Figure 3.

(a) Confocal images of mitotic spindles in human triple negative breast cancer cells (MDA-MB-231) and in human healthy breast epithelial cells (MCF10A), untreated or incubated with PJ34. Incubation of human cancer cells with PJ34 (20 μM, 27 h) impaired spindle poles (labeled by immunolabelling, γ-tubulin in the centrosomes—red), microtubules (labeled by immunolabelling—kinesin HSET or by immunolabelling α-tubulin—green), segregation and alignment of chromosomes (labeled by DAPI—blue), and NuMA clustering in the spindle poles (Immunolabeled NuMA—red). Column 1: Microtubules in spindles of healthy and cancer cells immunolabeled by the kinesin HSET in cancer and healthy cells, untreated and treated with PJ34. Column 2: Spindle poles labeled by γ-tubulin in healthy and cancer cells, untreated and treated with PJ34. HSET is immunolabeled in the microtubules.
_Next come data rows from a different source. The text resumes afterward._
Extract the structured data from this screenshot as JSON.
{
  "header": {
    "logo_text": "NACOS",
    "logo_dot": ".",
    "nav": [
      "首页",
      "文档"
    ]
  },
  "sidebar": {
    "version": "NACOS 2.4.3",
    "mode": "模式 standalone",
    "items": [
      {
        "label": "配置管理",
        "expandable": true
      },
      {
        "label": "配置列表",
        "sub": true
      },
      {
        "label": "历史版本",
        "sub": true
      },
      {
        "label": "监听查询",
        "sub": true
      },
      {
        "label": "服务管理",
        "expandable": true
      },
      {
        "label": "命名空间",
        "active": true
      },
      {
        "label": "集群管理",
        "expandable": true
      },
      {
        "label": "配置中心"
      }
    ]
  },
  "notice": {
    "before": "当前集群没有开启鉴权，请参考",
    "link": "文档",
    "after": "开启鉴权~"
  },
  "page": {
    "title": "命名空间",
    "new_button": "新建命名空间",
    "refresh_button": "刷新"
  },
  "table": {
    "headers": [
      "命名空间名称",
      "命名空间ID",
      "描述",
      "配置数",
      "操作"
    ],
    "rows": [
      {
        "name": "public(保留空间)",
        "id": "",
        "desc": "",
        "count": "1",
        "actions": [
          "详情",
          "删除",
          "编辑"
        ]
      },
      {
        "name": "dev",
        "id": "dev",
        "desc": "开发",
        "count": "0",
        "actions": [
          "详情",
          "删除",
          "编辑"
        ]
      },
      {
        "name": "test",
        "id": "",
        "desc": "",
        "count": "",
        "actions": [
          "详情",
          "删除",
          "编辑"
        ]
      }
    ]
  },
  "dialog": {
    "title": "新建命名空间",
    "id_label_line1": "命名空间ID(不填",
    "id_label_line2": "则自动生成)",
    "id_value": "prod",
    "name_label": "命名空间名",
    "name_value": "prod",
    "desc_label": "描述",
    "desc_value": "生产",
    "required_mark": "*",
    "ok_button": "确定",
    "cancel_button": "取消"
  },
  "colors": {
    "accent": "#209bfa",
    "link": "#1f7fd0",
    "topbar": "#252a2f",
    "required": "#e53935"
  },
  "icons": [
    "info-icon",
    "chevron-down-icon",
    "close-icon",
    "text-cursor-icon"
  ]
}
Column 3: Clustered NuMA in bipolar spindles of healthy cells either treated or not with PJ34, and in untreated cancer cells. Un-clustered NuMA in spindles of cancer cells treated with PJ34. Column 4: upper frame: In cancer cells—clustered NuMA in spindle poles and aligned chromosomes in the midzone of untreated cancer cells. Aberrant spindles, un-clustered NuMA and scattered chromosomes in cancer cells treated with PJ34. Lower frame: In healthy cells—clustered NuMA in the spindle poles and segregated chromosomes aligned in the mid-zone of the mitotic spindle of healthy cells either untreated or treated with PJ34. (b) A schematic presentation indicating the effect of PJ34 on the spindle structure in human cancer cell. In the untreated cancer cell, normal bipolar spindles with clustered NuMA, clustered multi-centrosomes, and aligned chromosomes in the spindle mid-zone. In the PJ-34 treated cancer cell, aberrant microtubules (green), aberrant spindle poles, un-clustered NuMA (as indicated), dispersed chromosomes (blue) and un-clustered multi-centrosome (red), From: Visochek et al., 2017, Oncotarget.